I very much owe Lady gwenllian an apology. A while back I was checking out her website. She also has an erotic diary. I made comments about it being gross. Apparently I said she was gross, but that was by no means what I meant in my own head. This hasn't been the first time I've fucked up on writing something. I know what I mean. No one else does.

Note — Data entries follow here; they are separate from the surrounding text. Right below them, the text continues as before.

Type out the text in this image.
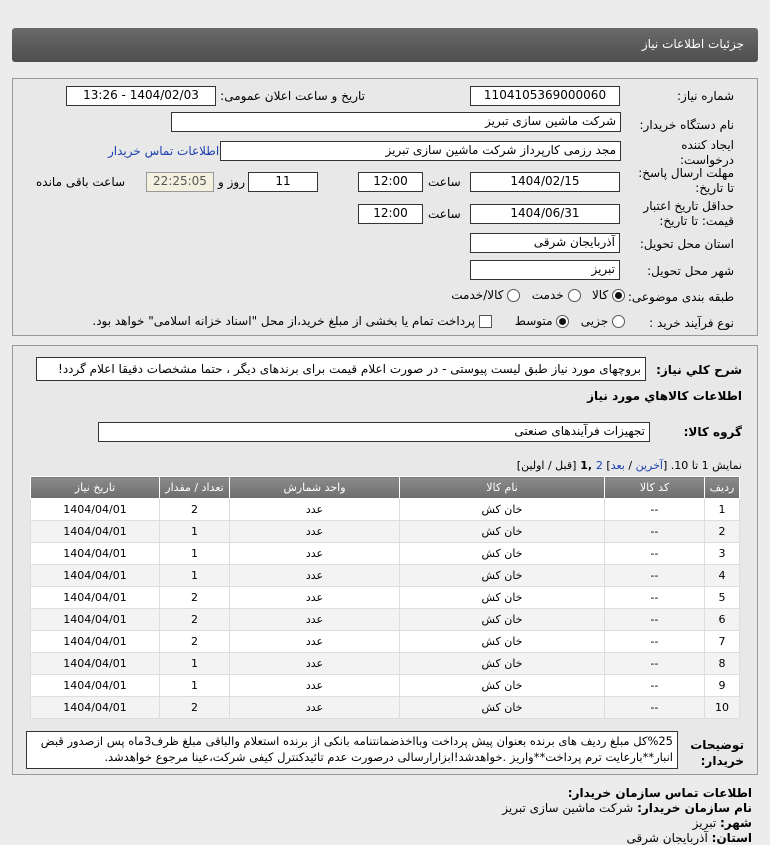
جزئیات اطلاعات نیاز
شماره نیاز:
1104105369000060
تاریخ و ساعت اعلان عمومی:
1404/02/03 - 13:26
نام دستگاه خریدار:
شرکت ماشین سازی تبریز
ایجاد کننده درخواست:
مجد رزمی کارپرداز شرکت ماشین سازی تبریز
اطلاعات تماس خریدار
مهلت ارسال پاسخ: تا تاریخ:
1404/02/15
ساعت
12:00
11
روز و
22:25:05
ساعت باقی مانده
حداقل تاریخ اعتبار قیمت: تا تاریخ:
1404/06/31
ساعت
12:00
استان محل تحویل:
آذربایجان شرقی
شهر محل تحویل:
تبریز
طبقه بندی موضوعی:
کالا    خدمت    کالا/خدمت
نوع فرآیند خرید :
جزیی    متوسط       پرداخت تمام یا بخشی از مبلغ خرید،از محل "اسناد خزانه اسلامی" خواهد بود.
شرح کلي نیاز:
بروچهای مورد نیاز طبق لیست پیوستی - در صورت اعلام قیمت برای برندهای دیگر ، حتما مشخصات دقیقا اعلام گردد!
اطلاعات کالاهاي مورد نیاز
گروه کالا:
تجهیزات فرآیندهای صنعتی
نمایش 1 تا 10. [آخرین / بعد] 2 ,1 [قبل / اولین]
ردیف	کد کالا	نام کالا	واحد شمارش	تعداد / مقدار	تاریخ نیاز
1	--	خان کش	عدد	2	1404/04/01
2	--	خان کش	عدد	1	1404/04/01
3	--	خان کش	عدد	1	1404/04/01
4	--	خان کش	عدد	1	1404/04/01
5	--	خان کش	عدد	2	1404/04/01
6	--	خان کش	عدد	2	1404/04/01
7	--	خان کش	عدد	2	1404/04/01
8	--	خان کش	عدد	1	1404/04/01
9	--	خان کش	عدد	1	1404/04/01
10	--	خان کش	عدد	2	1404/04/01
توضیحات خریدار:
%25کل مبلغ ردیف های برنده بعنوان پیش پرداخت وبااخذضمانتنامه بانکی از برنده استعلام والباقی مبلغ ظرف3ماه پس ازصدور قبض انبار**بارعایت ترم پرداخت**واریز .خواهدشد!ابزارارسالی درصورت عدم تائیدکنترل کیفی شرکت،عینا مرجوع خواهدشد.
اطلاعات تماس سازمان خریدار:
نام سازمان خریدار: شرکت ماشین سازی تبریز
شهر: تبریز
استان: آذربایجان شرقی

Right now I am very sexually frustrated. Very. I have done a lot of plain talk with my husband about what I need sexually. Apparently sex is a lot more important to me than I thought. So here we are and things are the same in bed. And here's this woman who can write about what she has sexually with apparent ease. At the same time I'm thinking about sex between my husband and I. It's ok. At best. If you've heard the expression for guys "blue balls", I think that is about where I am right now. I ache. I want. There's a couple out there very satisfied with their sexual interaction. There's fantasy and passion. I have never had passion. Ever. Never ever. I have to wonder if it's me. I feel passionate. But to have someone asking you all the time if it's ok, or if I'm ok, it's like he lacks any confidence. I guess to put it simply is that I'm envious. I don't have it and want it. I am thinking of other guys and that bugs me because that's what my ex did and it hurt. I think the difference there is he used to throw it in my face and threaten.

Anyway, very sincere apologies to Lady gwenllian. You are not gross. Nothing about your website or erotic diary is gross. You are very on the ball in your relationship. I know I am no one you know, but I know that the words can be upsetting and it just didn't come out at all like I wished it had. I feel like shit and I should.

I have really painful bad gas right now. It's a karmic payback.